The Mudcat Café TM
Thread #126218   Message #2814658
Posted By: GUEST,Kevin Scott
17-Jan-10 - 09:25 PM
Thread Name: Free Rare Old Folk Album Downloads
Subject: RE: Free Rare Old Folk Album Downloads
I would like to offer a perspective from someone who is both a recording musician AND someone who downloads music without paying. I am Canadian, 42 years old.

I am a regular over at THTM and even though I considered myself pretty well-read in terms of British folk before I discovered that page, it opened up a world of music that I either didn't know existed, or DID know existed but could never locate. Anne Lister has given you one perspective on how someone who had their material uploaded without permission to THTM feels; I'm going to give you the other one.

I play in a band called Mr. Pine. Coincidentally, someone made our 2008 album available for upload on THTM and I found out about it naturally. Rather than get upset, I embraced the move and to my delight, sales exploded, we got some enthusiastic emails, and hits to our website went crazy. I spent the next couple weeks mailing copies to international customers. So to anyone who says your sales don't increase when you make your album available for free, I'm proof that sometimes they do. And our album had done pretty well, charting on college stations and getting national attention. Rather than scream and threaten THTM, I was grateful to them, and still am.

Some people are making the observation that it's still illegal. Well, that depends on where you live; our Canadian laws at one time wouldn't go for that. But my main response to that is that just because it's illegal doesn't make it wrong.

The law tells me that I should have to pay for everything I download by a recording artist. But here's an example of where the law makes no sense: When I was 12 or so I loved the Moody Blues song "Nights in White Satin" and I bought the 45. As I became more of a fan of the Moody Blues, I bought a greatest hits package which also contained the song. Later, I bought the studio album on which it was originally released. Then they issued it on CD. Then they issued it on a deluxe SACD. So now I've bought the song five times legally.
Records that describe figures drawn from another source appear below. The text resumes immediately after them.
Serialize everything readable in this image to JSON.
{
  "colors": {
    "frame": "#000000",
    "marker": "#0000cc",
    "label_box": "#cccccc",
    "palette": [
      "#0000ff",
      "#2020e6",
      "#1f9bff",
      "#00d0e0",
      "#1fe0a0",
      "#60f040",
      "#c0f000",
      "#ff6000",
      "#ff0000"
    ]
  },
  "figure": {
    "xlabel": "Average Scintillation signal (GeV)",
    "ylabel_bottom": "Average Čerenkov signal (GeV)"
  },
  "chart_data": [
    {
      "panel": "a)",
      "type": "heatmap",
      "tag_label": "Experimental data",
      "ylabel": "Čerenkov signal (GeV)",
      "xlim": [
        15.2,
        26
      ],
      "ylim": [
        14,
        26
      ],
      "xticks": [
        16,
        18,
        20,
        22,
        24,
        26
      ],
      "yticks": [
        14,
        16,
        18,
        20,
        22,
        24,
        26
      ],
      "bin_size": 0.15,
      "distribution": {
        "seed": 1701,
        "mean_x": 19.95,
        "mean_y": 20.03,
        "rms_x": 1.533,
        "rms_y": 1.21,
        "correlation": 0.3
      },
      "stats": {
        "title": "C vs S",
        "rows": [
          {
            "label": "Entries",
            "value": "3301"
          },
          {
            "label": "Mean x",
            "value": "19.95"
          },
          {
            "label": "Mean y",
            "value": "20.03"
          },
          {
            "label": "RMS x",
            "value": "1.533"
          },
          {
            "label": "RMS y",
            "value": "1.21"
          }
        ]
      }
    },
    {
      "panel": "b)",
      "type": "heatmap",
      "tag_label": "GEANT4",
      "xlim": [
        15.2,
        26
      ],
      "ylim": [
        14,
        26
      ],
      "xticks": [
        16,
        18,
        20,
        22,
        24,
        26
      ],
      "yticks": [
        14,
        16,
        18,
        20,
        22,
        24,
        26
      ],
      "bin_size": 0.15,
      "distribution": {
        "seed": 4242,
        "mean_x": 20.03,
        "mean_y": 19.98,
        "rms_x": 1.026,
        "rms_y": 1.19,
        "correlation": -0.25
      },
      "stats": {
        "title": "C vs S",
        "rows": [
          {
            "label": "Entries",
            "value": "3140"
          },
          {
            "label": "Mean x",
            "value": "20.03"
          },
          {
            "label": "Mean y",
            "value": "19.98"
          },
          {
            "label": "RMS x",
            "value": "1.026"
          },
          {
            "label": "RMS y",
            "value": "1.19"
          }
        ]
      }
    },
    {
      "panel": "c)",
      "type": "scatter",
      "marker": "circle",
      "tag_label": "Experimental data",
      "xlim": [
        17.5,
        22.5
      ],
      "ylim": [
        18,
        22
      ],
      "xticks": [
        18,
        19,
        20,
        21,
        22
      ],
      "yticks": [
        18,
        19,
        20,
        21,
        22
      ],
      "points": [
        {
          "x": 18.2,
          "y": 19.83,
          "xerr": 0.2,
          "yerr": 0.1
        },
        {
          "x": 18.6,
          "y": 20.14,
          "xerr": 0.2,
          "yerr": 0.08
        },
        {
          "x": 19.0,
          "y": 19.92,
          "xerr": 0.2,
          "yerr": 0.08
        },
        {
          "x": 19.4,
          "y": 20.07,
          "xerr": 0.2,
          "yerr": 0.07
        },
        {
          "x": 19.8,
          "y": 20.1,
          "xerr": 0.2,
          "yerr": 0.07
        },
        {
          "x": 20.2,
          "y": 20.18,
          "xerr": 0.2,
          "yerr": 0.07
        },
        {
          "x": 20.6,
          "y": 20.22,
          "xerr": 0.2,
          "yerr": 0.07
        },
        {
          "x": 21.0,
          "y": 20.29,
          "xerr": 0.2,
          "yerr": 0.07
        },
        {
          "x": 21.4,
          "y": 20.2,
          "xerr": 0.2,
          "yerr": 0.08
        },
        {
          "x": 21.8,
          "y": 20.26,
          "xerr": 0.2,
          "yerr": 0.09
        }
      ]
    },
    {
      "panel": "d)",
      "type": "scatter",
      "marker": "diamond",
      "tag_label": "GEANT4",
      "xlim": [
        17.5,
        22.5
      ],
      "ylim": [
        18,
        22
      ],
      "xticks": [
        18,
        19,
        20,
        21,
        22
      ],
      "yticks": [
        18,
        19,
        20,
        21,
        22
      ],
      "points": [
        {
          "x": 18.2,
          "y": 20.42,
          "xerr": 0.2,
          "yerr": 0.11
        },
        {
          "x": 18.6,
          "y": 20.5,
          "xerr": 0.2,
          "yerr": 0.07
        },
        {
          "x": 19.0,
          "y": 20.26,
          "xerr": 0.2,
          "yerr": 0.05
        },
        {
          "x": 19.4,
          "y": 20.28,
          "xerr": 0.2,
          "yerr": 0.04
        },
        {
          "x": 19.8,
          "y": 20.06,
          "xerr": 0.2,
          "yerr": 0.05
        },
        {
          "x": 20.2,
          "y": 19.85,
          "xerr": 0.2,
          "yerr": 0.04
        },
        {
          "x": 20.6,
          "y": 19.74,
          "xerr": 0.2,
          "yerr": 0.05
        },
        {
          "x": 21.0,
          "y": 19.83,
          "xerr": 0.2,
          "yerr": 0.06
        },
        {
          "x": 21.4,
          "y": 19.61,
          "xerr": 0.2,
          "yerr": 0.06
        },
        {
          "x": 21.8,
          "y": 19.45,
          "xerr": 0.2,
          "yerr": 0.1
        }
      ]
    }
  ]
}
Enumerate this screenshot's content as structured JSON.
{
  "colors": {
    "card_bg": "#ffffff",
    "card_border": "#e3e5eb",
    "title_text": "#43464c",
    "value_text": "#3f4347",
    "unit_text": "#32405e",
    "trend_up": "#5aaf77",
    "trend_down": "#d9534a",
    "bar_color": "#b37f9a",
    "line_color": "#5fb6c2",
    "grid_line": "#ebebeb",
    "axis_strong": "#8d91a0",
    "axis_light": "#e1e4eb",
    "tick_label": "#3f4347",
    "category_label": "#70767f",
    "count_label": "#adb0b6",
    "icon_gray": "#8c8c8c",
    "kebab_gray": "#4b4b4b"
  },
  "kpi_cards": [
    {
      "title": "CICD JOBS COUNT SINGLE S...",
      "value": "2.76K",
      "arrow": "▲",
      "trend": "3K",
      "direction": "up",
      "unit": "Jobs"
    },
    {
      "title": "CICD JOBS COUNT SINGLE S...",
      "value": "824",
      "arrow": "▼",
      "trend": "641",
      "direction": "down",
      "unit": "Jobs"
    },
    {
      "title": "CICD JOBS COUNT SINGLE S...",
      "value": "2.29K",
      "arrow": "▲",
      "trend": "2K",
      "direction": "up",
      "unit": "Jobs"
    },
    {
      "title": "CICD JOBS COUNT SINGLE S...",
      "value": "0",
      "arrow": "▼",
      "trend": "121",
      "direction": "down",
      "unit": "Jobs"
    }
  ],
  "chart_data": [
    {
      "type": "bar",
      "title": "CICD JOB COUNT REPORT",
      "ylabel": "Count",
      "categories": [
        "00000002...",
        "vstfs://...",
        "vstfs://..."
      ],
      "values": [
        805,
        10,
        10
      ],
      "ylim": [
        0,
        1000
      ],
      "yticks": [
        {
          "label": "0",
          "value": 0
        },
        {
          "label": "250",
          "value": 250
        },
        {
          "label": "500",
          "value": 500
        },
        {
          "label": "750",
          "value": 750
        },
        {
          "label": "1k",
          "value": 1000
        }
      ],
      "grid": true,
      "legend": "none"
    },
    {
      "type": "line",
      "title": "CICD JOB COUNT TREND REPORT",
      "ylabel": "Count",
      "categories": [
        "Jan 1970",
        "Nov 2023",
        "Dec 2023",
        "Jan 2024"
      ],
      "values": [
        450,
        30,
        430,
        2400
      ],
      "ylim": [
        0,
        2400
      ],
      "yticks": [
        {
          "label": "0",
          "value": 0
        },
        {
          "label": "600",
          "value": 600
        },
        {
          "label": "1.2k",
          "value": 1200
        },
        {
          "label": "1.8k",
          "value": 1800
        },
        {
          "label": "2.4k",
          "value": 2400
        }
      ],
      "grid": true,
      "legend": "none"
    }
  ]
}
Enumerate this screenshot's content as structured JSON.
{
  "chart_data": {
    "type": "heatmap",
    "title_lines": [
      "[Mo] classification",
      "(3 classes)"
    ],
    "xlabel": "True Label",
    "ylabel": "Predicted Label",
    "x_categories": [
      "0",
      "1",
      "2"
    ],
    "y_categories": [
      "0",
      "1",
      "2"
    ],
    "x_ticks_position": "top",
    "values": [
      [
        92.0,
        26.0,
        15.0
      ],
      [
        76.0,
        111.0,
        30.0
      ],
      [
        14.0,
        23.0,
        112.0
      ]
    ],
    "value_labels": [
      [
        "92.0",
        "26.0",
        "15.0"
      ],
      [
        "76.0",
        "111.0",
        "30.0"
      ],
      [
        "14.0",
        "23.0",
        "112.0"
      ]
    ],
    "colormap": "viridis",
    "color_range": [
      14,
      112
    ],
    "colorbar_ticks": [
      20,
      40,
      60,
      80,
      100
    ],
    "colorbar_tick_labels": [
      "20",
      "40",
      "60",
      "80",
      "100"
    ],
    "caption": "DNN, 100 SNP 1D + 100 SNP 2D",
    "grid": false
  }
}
At what point have I earned a free download of it? Just because the format has changed, should I have to pay again and again?

Another thing that I disagree with is the idea that if you download it, that makes you a thief. Not so. If you download it, keep it and never buy a proper copy, you HAVE stolen it - I'm not going to argue with that. But what about people like myself, who use it as a try-before-you-buy process? I download, listen, and if I don't like it, I delete it, and if I do, I buy it? Am I a thief? Sites like THTM have only ever made me purchase more music, and my CD racks have several thousand now. I do sleep well at night. I don't like being lumped in with people who don't pay for it, even if we've obtained it the same way.

So is it fair to assume that everyone who downloads it is stealing it outright? And, legal or not, what about the different ways this is BENEFITTING the artist? The THTM scenario put our music in the hands of people who never would have heard it otherwise. I am not going to CHARGE them to find out about it; they'd never bother! And how many times was I burned as a kid when I heard one song by an artist, liked it, bought the album, then found the rest of the album was terrible?

(I'm also a college radio DJ, and will play things I've downloaded on the air, giving them exposure they might not have had - another benefit.)

This is a technology that isn't going to go away; I think artists would do themselves a great favour to find ways to make it work for them, rather than insult people interested enough to have a listen and call them thieves. I can appreciate that some people would like to have their permission given first; but from where I sit, as an artist, I don't personally feel the need to give people permission to do something that I think is far more beneficial than detrimental.